From the desert to the mountaintop, a Lenten homily

From the desert to the mountaintop, a Lenten homily March 17, 2019

As a child growing up in Peru, I would see majestic mountains all the time.  I could see large mountains down the street from my house even though I lived just about two or three miles from the Pacific Ocean.  The highway to my house had the ocean on the right side and mountains on the left.  Road trips often involved driving through dangerous mountain passes and seeing strikingly beautiful mountain scenery.  Sometimes my dad would stop on the side of the road and let us out of the car to run around. We would head straight up the giant sand mountains of Peru’s coast.  I think this was one of my dad’s hidden tricks: have the kids run and get tired so they would fall asleep during the long car rides.

Whenever we gaze at mountains, great wonder and awe stir up deep within us… especially if we’re standing on top of one.  Mountains remind us of how small we are… they remind us that we are not the center of the universe, that we are rather insignificant, and something greater than us exists out there.

I believe mountains reveal an aspect of the glory of God – these mighty and imposing formations speak of God’s power and majesty.

These emotions evoked by mountains always come into my mind when I read the passage of the Transfiguration.  Jesus took Peter, John, and James to a mountain top, tradition tells us it was Mount Tabor near Nazareth, and there God’s power and majesty was revealed in Jesus’ Transfiguration.

Why does the second Sunday of Lent always take us to the mountaintop?  Last week we were with Jesus in the desert fasting and praying, but today the Liturgy takes us to a mountain top where Jesus is glorified.  What is the message?

Lent is a time of introspection and conversion.  It began with ashes on our foreheads and the words ‘remember you are dust and to dust you will return.’  During Lent we fast and pray, we make sacrifices and perform actions or disciplines to help us root out bad habits and sin from our lives.

Lent overall is a time when we focus on our need for God… we are reminded of our ever present need for mercy and conversion.

Sometimes however we may become too harsh on ourselves.  We often grab onto past sins and failures, and cannot let go of them (even when we know that God has forgiven us).  We allow our past to keep us down.  We may ask ourselves, “how can God really love me if I have done this or that?  Has He really forgiven me?  I keep falling into the same sin, perhaps I’ll just give up, there’s no hope.”  Or we say, “It’s so much harder now to pray, it’s not how it used to be, I guess I’ll just stop.”

All these thoughts and focus on our sins and mistakes must be balanced with the Transfiguration.

The Transfiguration prepared the disciples for thoughts of discouragement, despair and hopelessness that were to come.  The Transfiguration was to remind them that there was hope in the darkness of Jesus’ crucifixion.  The Transfiguration gave them the hope that allowed them to remain faithful till the resurrection.

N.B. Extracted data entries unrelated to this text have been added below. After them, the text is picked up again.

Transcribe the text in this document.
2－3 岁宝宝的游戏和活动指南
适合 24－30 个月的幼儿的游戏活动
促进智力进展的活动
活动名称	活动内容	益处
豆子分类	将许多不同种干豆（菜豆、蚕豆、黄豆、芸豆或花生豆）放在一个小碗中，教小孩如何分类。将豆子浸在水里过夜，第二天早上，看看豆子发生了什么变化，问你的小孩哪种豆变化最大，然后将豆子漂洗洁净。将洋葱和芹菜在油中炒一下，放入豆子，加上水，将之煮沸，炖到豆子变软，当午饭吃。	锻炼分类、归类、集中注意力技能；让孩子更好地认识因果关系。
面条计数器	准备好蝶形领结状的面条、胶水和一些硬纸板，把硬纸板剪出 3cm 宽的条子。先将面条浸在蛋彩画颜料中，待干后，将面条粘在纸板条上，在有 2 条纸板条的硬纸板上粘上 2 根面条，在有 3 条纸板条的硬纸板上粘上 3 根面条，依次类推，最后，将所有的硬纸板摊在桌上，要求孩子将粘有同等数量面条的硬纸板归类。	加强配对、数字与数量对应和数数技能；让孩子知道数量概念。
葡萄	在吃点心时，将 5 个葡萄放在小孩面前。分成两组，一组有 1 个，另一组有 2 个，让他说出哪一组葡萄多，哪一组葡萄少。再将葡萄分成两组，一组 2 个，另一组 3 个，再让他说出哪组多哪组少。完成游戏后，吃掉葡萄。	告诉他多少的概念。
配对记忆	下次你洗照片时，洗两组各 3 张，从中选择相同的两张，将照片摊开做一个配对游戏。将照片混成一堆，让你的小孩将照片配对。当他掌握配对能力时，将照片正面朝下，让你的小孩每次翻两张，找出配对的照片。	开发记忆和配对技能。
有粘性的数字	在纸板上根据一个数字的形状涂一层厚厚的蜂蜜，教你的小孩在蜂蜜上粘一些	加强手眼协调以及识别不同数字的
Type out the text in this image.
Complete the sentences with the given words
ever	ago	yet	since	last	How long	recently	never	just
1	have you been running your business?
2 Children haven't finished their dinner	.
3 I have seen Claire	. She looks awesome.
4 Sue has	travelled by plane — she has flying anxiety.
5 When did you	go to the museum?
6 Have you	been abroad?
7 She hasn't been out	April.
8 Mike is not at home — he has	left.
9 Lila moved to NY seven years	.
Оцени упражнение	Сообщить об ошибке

During Lent, when we look at our past or present sins, we need to recall the transfiguration moments of lives– those moments of our past when we have felt Jesus particularly close.  Those moments when we have seen Him transfigured before our very eyes:

It could be your wedding day, the birth of your children, getting that long-awaited promotion, the blessing no one got hurt in an accident, a good confession, a long awaited family reunion, the heaven-sent solution to a pressing problem.  We have all experienced so many blessings throughout life!

When we feel Jesus distant, when we feel discouraged, we need to remember the blessings He has given us in the past.  We are never alone, because Jesus is always with us.  Treasure and remember these moments of transfiguration, moments of blessing, and recall them especially when things get tough.

The Lord gives us the Transfiguration to give us hope throughout the journey of life. In the midst of our struggles and sins, Jesus transfigures himself before us, filling us with hope.  Though Lent is a time to focus on our need for repentance, these are forty days that eventually lead to the glorious and joyful resurrection.

As Jesus comes into our midst here and now on the mountaintop of this altar, and then enters into our body and soul to transfigure us, we ask Him to help us during this Lent – that at the end of these forty days we may be renewed and transformed, ready to celebrate joyfully His Resurrection.